Abraham Lincoln was remarkably insightful as a young man. He had a surprisingly clear view of what kinds of forces could someday bring America to its knees, believing that our nation could only be destroyed from within. He was probably right about that.

As a 29 year-old Illinois state representative Lincoln warned that social divisiveness — factional conflict and violence — could someday doom the nation. The controversial issues of the day of course were slavery and abolition; the young representative encouraged calm and commitment to the rule of law.

That said, Lincoln was also concerned that an opportunistic leader could use such a crisis to gain control, remove freedoms and generally reign tyranny upon the nation.

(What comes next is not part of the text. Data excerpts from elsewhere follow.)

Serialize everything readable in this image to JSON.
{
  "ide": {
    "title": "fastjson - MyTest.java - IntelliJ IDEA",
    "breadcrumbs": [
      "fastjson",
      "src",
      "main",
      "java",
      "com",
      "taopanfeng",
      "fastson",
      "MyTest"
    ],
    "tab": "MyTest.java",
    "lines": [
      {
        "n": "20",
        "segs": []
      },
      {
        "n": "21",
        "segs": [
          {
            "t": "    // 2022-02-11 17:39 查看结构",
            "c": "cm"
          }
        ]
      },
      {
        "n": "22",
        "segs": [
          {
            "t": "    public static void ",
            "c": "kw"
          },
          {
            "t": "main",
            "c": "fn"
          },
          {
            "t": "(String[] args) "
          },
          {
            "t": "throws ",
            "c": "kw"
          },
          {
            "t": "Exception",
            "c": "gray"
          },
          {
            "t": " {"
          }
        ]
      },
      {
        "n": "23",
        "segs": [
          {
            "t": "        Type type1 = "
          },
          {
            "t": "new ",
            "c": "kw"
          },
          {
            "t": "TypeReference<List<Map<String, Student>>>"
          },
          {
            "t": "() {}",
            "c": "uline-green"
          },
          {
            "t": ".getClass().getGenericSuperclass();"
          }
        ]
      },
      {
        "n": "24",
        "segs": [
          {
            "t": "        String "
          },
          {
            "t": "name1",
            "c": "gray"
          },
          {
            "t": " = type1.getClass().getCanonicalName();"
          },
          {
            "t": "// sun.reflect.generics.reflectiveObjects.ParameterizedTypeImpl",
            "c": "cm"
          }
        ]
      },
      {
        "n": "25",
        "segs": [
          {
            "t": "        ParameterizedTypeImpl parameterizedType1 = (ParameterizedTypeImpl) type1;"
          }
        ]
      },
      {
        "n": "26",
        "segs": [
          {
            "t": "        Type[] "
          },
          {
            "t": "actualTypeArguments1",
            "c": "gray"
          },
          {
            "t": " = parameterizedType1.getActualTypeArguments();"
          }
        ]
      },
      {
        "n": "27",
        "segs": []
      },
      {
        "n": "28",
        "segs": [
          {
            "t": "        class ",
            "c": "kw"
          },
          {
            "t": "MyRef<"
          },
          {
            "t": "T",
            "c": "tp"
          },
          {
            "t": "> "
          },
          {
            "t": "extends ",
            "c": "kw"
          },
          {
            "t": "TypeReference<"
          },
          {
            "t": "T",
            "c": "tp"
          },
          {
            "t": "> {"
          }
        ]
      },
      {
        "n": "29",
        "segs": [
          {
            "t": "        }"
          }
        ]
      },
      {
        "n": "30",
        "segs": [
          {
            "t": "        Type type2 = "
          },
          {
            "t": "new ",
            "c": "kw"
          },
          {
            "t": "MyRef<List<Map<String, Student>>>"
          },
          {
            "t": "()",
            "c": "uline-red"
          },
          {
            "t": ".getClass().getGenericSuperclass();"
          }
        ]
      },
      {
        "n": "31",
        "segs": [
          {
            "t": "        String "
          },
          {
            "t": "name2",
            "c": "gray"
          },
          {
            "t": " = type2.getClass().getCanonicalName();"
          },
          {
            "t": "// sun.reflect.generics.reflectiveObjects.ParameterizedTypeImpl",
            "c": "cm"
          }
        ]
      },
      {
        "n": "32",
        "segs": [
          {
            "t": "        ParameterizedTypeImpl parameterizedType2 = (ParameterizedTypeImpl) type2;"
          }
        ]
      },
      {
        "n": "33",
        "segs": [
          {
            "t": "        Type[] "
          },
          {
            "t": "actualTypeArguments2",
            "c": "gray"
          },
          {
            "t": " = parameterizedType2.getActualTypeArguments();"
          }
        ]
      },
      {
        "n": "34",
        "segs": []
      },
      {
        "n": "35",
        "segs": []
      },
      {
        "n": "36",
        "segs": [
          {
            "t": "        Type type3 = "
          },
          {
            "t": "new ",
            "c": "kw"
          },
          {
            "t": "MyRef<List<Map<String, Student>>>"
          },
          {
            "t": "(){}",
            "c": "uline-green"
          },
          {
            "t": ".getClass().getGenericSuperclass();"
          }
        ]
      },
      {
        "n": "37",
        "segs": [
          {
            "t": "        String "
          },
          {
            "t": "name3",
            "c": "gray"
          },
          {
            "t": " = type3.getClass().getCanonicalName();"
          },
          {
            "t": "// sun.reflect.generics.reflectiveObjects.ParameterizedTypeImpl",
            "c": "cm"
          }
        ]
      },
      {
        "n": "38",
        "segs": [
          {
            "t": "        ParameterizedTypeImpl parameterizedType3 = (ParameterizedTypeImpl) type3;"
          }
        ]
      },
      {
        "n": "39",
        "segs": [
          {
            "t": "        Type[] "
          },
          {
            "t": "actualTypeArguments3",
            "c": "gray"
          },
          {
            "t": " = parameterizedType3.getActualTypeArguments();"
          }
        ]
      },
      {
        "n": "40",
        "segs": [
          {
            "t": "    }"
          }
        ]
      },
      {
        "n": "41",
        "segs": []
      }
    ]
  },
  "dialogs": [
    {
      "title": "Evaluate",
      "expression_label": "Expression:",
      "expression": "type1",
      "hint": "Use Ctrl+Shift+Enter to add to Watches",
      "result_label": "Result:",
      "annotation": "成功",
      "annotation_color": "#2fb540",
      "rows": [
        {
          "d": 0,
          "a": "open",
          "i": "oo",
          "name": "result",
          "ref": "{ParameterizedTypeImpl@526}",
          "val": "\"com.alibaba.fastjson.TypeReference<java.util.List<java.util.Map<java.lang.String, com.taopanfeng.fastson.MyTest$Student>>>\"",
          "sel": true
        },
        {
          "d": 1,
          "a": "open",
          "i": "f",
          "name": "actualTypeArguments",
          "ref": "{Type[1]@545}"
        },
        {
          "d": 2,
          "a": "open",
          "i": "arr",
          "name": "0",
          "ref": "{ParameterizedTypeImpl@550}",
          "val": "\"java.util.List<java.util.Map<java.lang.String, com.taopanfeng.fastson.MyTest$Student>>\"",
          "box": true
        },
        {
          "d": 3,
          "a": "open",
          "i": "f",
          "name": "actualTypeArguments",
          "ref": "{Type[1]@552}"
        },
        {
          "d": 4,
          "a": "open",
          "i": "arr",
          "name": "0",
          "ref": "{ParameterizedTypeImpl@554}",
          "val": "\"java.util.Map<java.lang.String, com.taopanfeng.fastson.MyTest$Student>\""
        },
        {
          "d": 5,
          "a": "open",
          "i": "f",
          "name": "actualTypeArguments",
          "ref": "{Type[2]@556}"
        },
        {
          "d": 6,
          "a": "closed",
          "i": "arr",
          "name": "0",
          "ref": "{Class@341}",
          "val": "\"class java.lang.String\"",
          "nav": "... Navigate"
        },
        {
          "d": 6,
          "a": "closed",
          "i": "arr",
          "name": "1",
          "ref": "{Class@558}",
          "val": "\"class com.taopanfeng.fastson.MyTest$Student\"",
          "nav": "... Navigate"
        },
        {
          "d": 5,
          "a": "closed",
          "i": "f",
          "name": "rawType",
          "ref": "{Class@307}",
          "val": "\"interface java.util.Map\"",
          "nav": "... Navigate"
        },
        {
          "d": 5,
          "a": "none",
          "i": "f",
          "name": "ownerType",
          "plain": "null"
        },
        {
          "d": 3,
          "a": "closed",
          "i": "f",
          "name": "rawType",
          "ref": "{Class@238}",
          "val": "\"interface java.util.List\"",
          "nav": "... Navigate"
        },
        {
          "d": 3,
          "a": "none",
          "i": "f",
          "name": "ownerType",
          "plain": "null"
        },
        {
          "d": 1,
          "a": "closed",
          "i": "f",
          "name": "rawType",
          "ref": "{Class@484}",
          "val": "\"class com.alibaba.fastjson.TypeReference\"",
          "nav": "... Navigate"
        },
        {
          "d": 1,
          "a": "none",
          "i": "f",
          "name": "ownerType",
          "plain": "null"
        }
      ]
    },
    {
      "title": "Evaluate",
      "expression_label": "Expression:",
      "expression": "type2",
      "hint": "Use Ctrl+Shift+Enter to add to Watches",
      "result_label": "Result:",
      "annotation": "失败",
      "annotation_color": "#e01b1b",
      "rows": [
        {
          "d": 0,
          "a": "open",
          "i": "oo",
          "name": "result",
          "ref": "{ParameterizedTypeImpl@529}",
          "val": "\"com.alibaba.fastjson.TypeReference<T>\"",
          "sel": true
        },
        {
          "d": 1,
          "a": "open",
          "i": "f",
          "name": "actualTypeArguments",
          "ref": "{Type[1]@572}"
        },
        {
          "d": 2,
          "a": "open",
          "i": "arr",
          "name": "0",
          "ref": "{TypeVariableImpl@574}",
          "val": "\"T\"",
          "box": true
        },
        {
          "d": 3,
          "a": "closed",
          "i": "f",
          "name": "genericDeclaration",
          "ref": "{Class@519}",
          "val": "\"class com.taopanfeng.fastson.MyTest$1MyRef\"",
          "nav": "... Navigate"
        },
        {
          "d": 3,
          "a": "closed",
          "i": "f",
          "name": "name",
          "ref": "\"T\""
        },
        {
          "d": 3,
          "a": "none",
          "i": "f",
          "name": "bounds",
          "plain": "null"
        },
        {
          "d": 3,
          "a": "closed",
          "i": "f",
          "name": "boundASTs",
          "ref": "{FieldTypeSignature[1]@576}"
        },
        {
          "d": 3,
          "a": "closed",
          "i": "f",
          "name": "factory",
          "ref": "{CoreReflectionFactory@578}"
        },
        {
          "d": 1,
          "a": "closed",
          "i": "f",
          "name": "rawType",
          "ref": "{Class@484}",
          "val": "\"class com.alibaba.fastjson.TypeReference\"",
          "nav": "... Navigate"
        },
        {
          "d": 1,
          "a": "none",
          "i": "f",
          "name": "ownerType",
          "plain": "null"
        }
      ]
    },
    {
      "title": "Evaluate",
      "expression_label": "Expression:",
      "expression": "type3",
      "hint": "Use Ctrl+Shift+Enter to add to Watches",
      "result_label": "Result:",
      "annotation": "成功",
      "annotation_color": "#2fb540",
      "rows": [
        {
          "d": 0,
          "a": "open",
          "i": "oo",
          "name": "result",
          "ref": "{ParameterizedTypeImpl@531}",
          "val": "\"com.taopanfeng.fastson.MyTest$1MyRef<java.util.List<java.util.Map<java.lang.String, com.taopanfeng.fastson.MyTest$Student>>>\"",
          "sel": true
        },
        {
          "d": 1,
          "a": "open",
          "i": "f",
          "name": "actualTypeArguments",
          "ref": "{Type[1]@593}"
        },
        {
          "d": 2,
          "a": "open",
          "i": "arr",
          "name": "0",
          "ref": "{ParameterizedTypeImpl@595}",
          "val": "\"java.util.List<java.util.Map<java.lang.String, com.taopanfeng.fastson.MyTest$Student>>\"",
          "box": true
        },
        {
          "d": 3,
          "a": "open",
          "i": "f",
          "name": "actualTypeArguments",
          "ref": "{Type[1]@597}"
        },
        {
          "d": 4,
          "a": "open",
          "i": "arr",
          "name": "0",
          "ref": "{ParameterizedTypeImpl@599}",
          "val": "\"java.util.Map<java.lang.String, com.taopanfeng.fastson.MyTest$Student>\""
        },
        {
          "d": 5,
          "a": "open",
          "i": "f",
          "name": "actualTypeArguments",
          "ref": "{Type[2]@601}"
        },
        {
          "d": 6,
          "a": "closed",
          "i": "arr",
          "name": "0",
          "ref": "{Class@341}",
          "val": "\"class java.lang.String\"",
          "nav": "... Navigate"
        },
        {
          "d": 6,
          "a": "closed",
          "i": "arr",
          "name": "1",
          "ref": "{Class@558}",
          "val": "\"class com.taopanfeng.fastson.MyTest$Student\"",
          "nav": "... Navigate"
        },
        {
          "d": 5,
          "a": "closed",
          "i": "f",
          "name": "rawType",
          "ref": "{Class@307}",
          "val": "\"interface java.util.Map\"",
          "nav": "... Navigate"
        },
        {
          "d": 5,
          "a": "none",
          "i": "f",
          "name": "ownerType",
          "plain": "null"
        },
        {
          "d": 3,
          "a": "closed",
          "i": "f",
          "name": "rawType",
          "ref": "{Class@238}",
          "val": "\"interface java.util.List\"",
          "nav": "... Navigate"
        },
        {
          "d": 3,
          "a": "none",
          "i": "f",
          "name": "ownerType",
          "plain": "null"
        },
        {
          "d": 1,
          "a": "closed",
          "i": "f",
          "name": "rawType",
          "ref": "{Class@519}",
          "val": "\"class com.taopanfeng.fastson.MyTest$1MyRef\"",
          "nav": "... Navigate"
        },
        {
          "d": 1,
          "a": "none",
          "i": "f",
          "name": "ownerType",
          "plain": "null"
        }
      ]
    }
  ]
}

And he believed that, if the nation someday failed, it would be a result of internal conflict as opposed to invasion or war.

Smart guy, that Lincoln. His 182 year-old insights are somehow more relevant to our current situation than anything I’ve read in recent weeks and months. I’m sure the following excerpt will resonate with you as it did with me, especially the last paragraph.

We find ourselves in the peaceful possession of the fairest portion of the earth, as regards extent of territory, fertility of soil, and salubrity of climate. We find ourselves under the government of a system of political institutions, conducing more essentially to the ends of civil and religious liberty, than any of which the history of former times tells us. We, when mounting the stage of existence, found ourselves the legal inheritors of these fundamental blessings.

We toiled not in the acquirement or establishment of them — they are a legacy bequeathed us, by a once hardy, brave, and patriotic, but now lamented and departed race of ancestors. Theirs was the task (and nobly they performed it) to possess themselves, and through themselves, us, of this goodly land; and to uprear upon its hills and its valleys, a political edifice of liberty and equal rights; ’tis ours only, to transmit these, the former, unprofaned by the foot of an invader; the latter, undecayed by the lapse of time and untorn by usurpation, to the latest generation that fate shall permit the world to know. This task of gratitude to our fathers, justice to ourselves, duty to posterity, and love for our species in general, all imperatively require us faithfully to perform.

How then shall we perform it? — At what point shall we expect the approach of danger? By what means shall we fortify against it? — Shall we expect some transatlantic military giant, to step the Ocean, and crush us at a blow? Never! — All the armies of Europe, Asia and Africa combined, with all the treasure of the earth (our own excepted) in their military chest; with a Buonaparte for a commander, could not by force, take a drink from the Ohio, or make a track on the Blue Ridge, in a trial of a thousand years.

At what point then is the approach of danger to be expected? I answer, if it ever reach us, it must spring up amongst us. It cannot come from abroad. If destruction be our lot, we must ourselves be its author and finisher. As a nation of freemen, we must live through all time, or die by suicide.